Interface Implementation Contracts¶
Interface implementation contracts restrict where selected interfaces may be implemented: application ports implemented only by infrastructure/adapters, infrastructure abstractions never implemented by domain types, UI layers never implementing domain internals directly. This is a static type-relationship check on the compiled interface set, not runtime dependency-injection resolution.
Groups:
strict_interface_implementationaudit_interface_implementation
Example¶
contracts:
strict_interface_implementation:
- id: ports-implemented-only-by-adapters
name: application-ports-implemented-only-by-adapters
interface_prefixes: [MyApp.Application.Ports.]
allowed_only_in_layers: [infrastructure]
reason: Port implementations belong to the infrastructure boundary.
When to use¶
Use interface implementation contracts when an interface's implementations should be confined to (or excluded from) a specific part of the codebase:
- application ports (
MyApp.Application.Ports.*) may be implemented only in infrastructure/adapter layers; - infrastructure abstractions must not be implemented by domain types;
- presentation/UI types should not implement domain-internal interfaces directly.
For forbidding class inheritance from framework base types, use inheritance contracts instead.
Semantics¶
Selecting interfaces¶
interfaces is a list of exact, fully-qualified interface names matched by ordinal equality. interface_prefixes is a list of namespace/type-name prefixes matched by ordinal StartsWith — use it to select every port in a namespace without listing each one.
A contract must declare at least one of interfaces or interface_prefixes. A contract with neither is rejected at policy load time.

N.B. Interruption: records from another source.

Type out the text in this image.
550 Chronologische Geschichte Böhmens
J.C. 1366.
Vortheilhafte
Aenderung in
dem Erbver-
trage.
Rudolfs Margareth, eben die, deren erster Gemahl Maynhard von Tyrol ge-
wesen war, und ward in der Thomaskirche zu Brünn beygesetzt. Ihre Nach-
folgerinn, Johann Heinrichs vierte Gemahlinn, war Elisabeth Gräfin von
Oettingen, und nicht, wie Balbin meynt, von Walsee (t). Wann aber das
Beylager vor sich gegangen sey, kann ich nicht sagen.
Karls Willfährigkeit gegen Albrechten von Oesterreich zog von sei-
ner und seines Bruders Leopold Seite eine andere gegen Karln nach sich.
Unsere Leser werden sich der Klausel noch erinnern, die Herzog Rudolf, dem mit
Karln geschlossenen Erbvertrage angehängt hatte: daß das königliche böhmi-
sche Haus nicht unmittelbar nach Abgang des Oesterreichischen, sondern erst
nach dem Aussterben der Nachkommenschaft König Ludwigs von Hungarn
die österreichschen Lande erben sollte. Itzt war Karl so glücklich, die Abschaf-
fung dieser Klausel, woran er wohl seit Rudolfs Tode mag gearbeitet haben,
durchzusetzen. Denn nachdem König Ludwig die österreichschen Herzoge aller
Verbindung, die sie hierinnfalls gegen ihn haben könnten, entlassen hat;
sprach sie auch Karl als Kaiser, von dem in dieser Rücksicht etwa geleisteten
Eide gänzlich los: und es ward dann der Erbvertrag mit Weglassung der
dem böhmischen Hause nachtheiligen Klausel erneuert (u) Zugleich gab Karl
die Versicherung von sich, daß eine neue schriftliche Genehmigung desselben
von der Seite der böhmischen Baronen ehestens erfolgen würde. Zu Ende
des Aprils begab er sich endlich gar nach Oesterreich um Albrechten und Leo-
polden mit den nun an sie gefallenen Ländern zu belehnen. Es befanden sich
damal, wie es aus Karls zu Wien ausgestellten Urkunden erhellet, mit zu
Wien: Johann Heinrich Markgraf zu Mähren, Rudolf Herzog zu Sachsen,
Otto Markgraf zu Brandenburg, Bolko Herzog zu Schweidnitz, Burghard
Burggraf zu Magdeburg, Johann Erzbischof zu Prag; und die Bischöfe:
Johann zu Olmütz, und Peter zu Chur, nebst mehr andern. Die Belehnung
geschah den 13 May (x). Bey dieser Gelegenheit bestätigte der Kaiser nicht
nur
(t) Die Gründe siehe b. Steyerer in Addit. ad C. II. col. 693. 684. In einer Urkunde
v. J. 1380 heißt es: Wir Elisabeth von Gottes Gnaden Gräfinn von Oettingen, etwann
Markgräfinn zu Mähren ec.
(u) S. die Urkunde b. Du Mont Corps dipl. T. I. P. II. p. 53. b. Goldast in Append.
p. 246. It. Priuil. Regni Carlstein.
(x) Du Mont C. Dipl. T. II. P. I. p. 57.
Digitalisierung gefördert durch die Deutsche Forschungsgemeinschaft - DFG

A non-interface type (class or struct) matches when any interface in its full interface set matches a selector — including interfaces implemented indirectly through a base class (a subclass of an adapter that implements a port is itself an implementation of that port). Constructed generic interfaces are matched by their generic type definition's CLR name (e.g. MyApp.Application.Ports.IRepository`1). Each distinct matched interface produces at most one match per type.
Interface types themselves are never candidates: an interface extending a selected interface is a contract extension, not an implementation escaping the boundary.
Location expectations¶
allowed_only_in_layers, allowed_only_in_namespaces, allowed_only_in_projects, and allowed_only_in_assemblies together form an allow-list: a matched implementation whose type's location does not satisfy at least one entry across all four lists is a misplaced violation.
forbidden_in_layers, forbidden_in_namespaces, forbidden_in_projects, and forbidden_in_assemblies together form a deny-list: a matched implementation whose type's location satisfies any entry across all four lists is a forbidden violation.
A contract must declare at least one allow-list entry or at least one deny-list entry; a contract with neither is rejected at policy load time.
If a single matched implementation fails both checks, exactly one violation is reported, described as forbidden (the more specific rule).
allowed_only_in_projects/forbidden_in_projects resolve each configured project name to its assembly name via project discovery — the same assembly-name-equivalence semantics documented for type_placement's must_reside_in_projects.
Violations¶
Each violation identifies the implementing type, the matched interface's fully-qualified name, whether the violation is misplaced or forbidden, the actual location, and — for misplaced violations only — the expected (allow-list) location description. Violations are emitted deterministically: implementing types ordered by fully-qualified name, matched interfaces within a type ordered by name (both ordinal).
ignored_violations entries use the same source_type/forbidden_reference/reason shape as other contract families, matching the implementing type and the matched interface's fully-qualified name.
Non-goals¶
- Not runtime DI resolution. The contract sees which types implement which interfaces in compiled metadata; it does not know which implementation a container actually resolves.
- No required-implementation rules ("interface X must have at least one implementation in layer Y").
- No regex or expression-language matching — only exact fully-qualified names and prefix matching.